Senior Member, Non-Attorney
I posted the link from the LA Times article before http://articles.latimes.com/2014/feb/26/business/la-fi-edd-appeals-20140226

and it's still going on http://www.cuiab.ca.gov/Statistics/quickStats/Outcomes_Jan-Jun_2015.pdf 1256 is the separation issue 29,577 total claimant appeals with 16,055 wins that's a 54% reversal rate.

That does NOT indicate that a mistake was made.
 

Chyvan

Member
That does NOT indicate that a mistake was made.

What does it indicate then?

The way I see it a claimant was denied, appealed, and got benefits. That's what happens when a mistake with the initial determination is made. It gets fixed on appeal. If the EDD workers were doing the initial adjudications correctly, the ALJs would be rubber stamping the decisions and the reversal rate wouldn't be 54%, it would be closer to 0%.
 

Chyvan

Member
What is it that you do, Chyvan? What sort of "case" are you working on and what qualifies you to work on it?

What is it that you do? It's really none of your business. I'm working on a UI appeal, and I'm qualified to do it because maternity leave and an attempt to return to a job that no longer exists doesn't rise to the level of a quit, and I'll know I was the right person to assist when the claimant wins on appeal as they often do when I get involved.

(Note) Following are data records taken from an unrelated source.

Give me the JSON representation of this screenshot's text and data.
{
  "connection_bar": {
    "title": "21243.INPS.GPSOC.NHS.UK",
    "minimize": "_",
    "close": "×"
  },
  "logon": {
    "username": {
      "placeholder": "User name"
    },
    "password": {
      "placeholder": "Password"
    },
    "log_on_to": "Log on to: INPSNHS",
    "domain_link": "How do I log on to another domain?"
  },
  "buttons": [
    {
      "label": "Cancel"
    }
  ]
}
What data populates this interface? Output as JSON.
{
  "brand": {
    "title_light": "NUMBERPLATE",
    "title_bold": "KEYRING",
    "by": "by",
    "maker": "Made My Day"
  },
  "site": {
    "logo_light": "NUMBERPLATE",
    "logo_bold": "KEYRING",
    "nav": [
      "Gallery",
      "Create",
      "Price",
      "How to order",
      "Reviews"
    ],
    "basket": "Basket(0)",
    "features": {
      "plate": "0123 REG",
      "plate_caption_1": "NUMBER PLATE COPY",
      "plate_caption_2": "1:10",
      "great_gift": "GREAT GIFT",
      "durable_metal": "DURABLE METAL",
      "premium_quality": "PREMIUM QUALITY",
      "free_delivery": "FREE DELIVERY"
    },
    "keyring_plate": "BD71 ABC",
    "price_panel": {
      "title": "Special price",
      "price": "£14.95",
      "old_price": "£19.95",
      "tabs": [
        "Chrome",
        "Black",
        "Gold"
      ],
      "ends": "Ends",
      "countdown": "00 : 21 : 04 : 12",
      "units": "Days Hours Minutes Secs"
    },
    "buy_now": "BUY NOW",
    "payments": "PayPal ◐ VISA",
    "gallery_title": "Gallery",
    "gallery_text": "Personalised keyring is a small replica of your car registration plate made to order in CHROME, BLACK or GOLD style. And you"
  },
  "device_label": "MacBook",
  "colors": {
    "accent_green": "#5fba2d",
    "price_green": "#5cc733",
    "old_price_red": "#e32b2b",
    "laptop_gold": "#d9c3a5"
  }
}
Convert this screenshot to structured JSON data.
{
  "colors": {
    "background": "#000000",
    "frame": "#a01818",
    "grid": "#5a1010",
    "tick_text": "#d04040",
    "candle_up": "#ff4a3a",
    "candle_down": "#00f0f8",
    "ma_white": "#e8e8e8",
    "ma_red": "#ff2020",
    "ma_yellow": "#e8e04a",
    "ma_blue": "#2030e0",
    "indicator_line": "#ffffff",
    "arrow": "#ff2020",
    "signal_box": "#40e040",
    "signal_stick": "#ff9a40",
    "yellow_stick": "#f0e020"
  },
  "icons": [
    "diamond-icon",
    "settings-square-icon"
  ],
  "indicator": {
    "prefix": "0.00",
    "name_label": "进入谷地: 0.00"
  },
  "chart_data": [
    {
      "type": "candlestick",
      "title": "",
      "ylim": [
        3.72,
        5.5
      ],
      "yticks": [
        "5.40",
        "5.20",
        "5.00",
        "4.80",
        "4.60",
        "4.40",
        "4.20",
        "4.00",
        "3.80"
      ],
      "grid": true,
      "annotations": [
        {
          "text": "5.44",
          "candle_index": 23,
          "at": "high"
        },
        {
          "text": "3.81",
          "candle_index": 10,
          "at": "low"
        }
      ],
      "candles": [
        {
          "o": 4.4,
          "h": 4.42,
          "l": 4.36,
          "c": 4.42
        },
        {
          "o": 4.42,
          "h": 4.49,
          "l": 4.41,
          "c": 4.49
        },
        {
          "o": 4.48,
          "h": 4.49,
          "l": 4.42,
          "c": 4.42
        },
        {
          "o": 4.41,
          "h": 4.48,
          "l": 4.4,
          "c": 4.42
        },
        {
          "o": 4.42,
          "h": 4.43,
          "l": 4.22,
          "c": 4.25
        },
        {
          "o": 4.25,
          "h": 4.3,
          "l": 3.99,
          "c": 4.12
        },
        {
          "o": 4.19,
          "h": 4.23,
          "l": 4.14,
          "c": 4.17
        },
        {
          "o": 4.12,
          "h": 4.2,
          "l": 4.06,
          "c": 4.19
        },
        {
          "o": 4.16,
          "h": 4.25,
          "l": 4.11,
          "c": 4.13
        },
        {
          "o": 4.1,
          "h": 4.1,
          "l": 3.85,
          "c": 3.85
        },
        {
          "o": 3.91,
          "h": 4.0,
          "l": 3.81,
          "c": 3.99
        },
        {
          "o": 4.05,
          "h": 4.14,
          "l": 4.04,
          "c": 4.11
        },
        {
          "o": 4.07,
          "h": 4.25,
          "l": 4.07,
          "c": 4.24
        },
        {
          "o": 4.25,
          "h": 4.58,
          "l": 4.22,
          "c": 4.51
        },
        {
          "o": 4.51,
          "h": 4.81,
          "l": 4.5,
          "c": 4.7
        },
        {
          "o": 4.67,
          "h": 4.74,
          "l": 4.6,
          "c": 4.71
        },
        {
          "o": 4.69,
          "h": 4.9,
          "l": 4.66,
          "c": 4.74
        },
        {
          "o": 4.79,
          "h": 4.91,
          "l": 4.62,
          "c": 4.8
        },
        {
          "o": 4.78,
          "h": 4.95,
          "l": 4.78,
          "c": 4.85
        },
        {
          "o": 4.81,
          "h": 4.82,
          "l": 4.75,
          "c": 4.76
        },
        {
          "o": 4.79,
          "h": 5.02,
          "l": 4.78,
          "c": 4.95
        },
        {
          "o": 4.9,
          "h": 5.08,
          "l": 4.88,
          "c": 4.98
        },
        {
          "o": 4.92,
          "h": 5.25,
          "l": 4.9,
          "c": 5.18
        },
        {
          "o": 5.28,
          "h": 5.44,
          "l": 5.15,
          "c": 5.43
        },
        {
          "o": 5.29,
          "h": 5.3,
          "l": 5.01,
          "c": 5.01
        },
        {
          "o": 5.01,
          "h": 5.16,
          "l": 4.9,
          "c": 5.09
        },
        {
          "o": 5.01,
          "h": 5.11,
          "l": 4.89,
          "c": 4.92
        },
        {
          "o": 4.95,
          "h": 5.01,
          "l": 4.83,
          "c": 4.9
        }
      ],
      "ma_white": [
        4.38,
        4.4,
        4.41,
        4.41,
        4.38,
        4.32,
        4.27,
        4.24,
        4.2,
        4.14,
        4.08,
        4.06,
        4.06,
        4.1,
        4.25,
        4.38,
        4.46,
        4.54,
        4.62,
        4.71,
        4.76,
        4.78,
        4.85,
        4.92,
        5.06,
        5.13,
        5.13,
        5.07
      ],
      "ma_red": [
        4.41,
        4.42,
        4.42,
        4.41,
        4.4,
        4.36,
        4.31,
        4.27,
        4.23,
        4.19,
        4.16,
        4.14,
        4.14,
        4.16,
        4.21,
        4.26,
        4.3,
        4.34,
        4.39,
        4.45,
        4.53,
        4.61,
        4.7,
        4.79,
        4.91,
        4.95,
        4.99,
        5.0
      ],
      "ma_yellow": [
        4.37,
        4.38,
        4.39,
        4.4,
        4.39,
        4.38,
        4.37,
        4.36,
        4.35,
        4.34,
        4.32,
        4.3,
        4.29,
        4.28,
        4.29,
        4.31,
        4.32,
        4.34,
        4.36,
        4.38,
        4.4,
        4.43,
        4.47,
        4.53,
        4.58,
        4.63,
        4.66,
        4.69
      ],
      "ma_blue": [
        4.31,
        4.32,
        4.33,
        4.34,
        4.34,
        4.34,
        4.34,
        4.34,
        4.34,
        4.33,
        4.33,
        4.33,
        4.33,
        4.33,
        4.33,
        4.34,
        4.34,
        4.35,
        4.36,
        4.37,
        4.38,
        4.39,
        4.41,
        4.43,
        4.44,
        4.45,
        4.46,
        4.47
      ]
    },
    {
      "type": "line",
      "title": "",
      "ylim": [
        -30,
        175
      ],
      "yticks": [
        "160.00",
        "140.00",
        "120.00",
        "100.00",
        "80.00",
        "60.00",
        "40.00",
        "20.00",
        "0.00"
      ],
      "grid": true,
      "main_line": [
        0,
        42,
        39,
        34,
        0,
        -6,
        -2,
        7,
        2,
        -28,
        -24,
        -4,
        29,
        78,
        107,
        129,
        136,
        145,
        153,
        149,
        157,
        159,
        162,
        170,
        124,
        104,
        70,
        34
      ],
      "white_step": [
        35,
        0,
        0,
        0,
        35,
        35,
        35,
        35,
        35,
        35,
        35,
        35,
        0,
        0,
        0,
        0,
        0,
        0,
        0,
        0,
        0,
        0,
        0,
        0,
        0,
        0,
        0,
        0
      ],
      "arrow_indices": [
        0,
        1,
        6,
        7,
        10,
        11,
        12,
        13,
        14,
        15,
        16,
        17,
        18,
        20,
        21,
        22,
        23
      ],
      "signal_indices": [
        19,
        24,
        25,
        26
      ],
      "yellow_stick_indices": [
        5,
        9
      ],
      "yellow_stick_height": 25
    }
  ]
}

I'm starting to get the feeling you're that Aaron guy from the other site that gave me such a hard time about the woman that got UI after a schedule change.
 

cbg

I'm a Northern Girl
What is it that you do? It's really none of your business

Translation: I have no qualifications but I found a hat and think that makes me a cowboy.
 

commentator

Senior Member
So if everything worked as it should, there would be no need for appeals because the initial decision would be in the employee's favor 100% of the time and that would be the correct decision, and the fresh eyes would only need to "rubber stamp" those correct decisions, hm? What an interesting conception of how a system works that you have had some minimal involvement in.
 

commentator

Senior Member
So if everything worked as it should, there would be no need for appeals because the initial decision would be in the employee's favor 100% of the time and that would be the correct decision, and the fresh eyes would only need to "rubber stamp" those correct decisions, hm? What an interesting conception of how a system works that you have had some minimal involvement in.


I am really tired of beating this silly horse. Night all.